Before rolling up 545 yards against Missouri on Saturday (and Missouri had the SEC’s second-best run defense coming in), Auburn had 296 yards on the ground last week against Alabama -- the SEC’s top-ranked rushing defense.
As the game wore on Saturday, Missouri looked like it didn’t know who had the ball most of the time. When Auburn wasn’t pounding away with Mason, quarterback Nick Marshall was keeping the ball on the zone-read or handing it off on a jet sweep.
Even for Auburn’s offensive players, the pace was blistering.
“I was tired, but my mind wouldn’t let me stop,” Auburn offensive tackle Greg Robinson said.
Marshall was another huge part of this storybook turnaround for the Tigers, who became the first team since Georgia in 1959 to win an outright SEC title after suffering through a losing season the year before.
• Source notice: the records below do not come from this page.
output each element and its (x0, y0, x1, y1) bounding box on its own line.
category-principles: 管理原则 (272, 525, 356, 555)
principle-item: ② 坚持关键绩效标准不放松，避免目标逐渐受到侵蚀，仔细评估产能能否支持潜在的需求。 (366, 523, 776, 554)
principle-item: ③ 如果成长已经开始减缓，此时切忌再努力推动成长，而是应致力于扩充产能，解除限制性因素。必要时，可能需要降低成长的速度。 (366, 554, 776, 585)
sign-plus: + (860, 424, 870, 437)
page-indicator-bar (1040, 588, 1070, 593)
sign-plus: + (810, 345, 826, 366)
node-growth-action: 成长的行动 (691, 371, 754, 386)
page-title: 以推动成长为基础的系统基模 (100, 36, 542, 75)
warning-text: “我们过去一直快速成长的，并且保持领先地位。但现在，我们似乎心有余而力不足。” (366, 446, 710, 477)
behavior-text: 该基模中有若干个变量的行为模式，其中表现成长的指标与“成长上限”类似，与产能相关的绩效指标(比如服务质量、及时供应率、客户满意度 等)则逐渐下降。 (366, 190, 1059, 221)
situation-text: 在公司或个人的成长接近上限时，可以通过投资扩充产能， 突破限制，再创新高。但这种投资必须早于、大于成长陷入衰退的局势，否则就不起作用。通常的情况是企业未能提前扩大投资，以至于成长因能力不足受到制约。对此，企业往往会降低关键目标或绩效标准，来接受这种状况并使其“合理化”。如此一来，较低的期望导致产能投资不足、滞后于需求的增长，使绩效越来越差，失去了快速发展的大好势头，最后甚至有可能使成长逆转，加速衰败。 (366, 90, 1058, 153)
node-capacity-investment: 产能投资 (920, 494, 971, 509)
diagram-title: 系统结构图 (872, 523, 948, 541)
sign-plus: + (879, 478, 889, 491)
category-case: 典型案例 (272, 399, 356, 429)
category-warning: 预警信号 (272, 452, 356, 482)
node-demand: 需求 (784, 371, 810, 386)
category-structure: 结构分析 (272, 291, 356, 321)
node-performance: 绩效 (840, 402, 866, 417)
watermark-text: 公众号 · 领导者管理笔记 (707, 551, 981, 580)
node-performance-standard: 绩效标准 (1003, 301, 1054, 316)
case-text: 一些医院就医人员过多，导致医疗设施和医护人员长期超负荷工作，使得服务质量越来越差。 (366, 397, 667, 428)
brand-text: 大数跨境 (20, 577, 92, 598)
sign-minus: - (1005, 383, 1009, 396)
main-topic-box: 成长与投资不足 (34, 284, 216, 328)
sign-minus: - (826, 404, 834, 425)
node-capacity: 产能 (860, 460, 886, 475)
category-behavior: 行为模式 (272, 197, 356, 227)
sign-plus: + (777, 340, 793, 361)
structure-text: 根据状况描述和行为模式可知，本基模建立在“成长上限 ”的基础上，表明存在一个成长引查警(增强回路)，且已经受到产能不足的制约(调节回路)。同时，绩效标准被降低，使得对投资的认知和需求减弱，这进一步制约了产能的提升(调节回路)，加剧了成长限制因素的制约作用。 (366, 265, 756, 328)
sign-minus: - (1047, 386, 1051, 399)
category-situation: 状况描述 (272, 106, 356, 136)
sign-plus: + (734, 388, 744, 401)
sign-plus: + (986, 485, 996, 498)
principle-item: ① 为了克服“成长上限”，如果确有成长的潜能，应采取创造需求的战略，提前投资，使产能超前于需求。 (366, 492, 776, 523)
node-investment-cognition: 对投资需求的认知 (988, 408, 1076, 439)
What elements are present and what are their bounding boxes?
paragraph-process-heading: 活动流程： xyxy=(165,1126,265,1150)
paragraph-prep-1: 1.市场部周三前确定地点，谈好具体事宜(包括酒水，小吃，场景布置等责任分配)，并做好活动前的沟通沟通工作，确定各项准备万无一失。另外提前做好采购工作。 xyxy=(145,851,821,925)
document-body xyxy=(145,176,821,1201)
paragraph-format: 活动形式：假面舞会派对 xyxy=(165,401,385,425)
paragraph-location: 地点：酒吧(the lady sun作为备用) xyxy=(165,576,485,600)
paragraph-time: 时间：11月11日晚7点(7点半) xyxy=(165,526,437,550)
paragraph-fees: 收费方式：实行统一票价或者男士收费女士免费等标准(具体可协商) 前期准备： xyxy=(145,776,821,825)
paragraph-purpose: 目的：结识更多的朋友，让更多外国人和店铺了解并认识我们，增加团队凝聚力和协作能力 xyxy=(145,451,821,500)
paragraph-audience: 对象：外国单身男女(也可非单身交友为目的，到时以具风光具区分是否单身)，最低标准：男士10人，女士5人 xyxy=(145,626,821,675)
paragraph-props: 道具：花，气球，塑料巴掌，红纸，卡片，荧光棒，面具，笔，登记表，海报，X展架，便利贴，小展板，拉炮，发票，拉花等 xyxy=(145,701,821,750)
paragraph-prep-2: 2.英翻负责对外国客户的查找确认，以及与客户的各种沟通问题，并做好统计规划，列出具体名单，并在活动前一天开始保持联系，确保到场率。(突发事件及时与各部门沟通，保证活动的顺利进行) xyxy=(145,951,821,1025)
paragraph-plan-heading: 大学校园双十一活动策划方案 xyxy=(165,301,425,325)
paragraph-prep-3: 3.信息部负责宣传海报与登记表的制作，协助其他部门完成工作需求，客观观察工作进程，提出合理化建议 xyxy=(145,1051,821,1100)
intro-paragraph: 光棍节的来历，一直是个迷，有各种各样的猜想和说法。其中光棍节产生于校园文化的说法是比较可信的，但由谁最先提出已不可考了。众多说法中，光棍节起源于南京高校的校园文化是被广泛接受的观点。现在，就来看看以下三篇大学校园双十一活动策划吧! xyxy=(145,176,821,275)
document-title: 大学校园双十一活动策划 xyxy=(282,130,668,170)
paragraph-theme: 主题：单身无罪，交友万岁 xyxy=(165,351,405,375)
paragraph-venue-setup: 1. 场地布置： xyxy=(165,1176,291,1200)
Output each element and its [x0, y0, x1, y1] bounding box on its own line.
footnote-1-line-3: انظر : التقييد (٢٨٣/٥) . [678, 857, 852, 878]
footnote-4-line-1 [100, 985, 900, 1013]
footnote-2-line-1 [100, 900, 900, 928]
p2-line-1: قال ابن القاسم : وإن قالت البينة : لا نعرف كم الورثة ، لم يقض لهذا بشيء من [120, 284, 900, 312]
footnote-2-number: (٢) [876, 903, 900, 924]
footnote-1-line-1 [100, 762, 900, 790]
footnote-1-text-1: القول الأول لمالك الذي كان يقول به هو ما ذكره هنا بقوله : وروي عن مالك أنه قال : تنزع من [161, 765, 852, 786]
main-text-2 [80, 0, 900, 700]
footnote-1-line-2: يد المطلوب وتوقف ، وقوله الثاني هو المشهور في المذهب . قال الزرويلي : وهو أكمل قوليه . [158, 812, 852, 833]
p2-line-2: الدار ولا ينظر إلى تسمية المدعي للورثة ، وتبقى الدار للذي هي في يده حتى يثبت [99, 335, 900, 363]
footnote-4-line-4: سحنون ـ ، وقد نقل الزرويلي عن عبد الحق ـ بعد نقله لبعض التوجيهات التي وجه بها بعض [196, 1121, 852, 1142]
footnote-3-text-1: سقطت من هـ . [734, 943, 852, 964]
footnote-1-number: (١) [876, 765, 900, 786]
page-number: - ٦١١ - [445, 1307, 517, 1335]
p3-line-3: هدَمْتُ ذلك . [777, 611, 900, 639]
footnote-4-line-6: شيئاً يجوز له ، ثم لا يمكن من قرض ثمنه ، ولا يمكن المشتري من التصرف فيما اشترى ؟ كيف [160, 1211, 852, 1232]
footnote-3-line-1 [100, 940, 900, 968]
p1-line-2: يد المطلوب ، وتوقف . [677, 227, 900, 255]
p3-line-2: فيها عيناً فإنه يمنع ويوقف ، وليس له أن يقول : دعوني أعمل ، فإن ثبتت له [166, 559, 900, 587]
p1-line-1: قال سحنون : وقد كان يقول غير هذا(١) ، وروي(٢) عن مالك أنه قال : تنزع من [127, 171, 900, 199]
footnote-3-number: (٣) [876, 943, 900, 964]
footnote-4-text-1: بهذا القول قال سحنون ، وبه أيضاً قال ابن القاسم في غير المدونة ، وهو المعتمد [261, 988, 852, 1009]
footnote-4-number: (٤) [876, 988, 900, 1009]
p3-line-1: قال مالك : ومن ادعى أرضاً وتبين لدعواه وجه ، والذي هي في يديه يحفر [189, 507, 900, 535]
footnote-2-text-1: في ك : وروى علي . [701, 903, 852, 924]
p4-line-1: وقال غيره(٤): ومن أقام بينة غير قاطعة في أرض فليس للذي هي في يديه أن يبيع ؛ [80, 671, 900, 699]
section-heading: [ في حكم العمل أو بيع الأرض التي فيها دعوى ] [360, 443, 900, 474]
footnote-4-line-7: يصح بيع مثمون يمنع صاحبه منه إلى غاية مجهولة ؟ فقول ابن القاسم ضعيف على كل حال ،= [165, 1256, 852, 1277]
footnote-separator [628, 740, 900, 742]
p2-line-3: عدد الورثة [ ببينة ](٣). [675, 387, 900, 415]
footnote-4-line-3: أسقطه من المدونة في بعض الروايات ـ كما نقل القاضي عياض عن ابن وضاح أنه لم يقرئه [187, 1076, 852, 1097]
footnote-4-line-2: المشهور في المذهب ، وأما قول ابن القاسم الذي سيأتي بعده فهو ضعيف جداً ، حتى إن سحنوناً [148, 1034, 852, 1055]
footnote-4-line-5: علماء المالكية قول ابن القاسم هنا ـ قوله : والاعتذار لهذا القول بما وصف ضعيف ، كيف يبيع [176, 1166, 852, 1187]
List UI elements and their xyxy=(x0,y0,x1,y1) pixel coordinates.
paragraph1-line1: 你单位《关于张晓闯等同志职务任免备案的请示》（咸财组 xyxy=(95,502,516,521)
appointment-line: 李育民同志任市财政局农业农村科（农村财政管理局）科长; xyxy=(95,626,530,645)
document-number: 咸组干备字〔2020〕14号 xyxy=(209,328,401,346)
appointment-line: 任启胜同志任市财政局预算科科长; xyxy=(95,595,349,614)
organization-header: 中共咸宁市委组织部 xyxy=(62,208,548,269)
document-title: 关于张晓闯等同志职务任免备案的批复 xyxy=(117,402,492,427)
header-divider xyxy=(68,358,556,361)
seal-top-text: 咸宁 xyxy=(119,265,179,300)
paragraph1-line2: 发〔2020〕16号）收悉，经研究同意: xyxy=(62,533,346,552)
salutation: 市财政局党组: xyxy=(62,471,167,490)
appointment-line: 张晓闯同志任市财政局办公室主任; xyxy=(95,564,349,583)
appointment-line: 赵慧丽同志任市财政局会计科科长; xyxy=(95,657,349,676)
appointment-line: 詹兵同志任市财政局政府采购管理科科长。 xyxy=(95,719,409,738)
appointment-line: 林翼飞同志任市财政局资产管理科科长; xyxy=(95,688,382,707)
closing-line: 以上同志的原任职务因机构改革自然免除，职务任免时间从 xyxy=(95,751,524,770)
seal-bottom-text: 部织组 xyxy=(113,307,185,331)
Marshall, who went over 1,000 yards rushing for the season Saturday, was at junior college this time a year ago after starting his career at Georgia as a cornerback. But, while at UGA, he got into trouble for stealing from teammates and was dismissed from the team.
“It was hard, and it’s something nobody wants to go through,” Marshall said. “But coach Malzahn gave me a second chance, and I was going to take advantage of it.”
The Tigers will now have to wait until Sunday night for the official word on their expected national championship date with the Seminoles in Pasadena. Their athletic director, Jay Jacobs, said if schedule strength is going to be the most important component next season in the selection of the four teams for the College Football Playoff, then there shouldn't be any question about the Tigers getting in this season.
And to his point, Auburn has five wins over nationally ranked opponents this season, which is more than any other team in the top six of the most recent BCS standings. The Tigers also have three wins over top-10 foes and own the top-rated schedule among the top six BCS teams, according to Sagarin.
What’s more, 10 of the 13 teams on Auburn’s schedule this season are currently bowl-eligible.
Malzahn figures the chips will fall where they may. But the way his team is playing right now, and the way it’s made one thrilling play after another this season to win games, he likes its chances against anybody.
“We play the toughest schedule of any teams (out) there, and we’re playing our best football,” Malzahn said. “A lot of teams aren’t getting better each week. This team is.”
As unthinkable as it might have seemed four short months ago, it's a team that now has a national championship in its sights.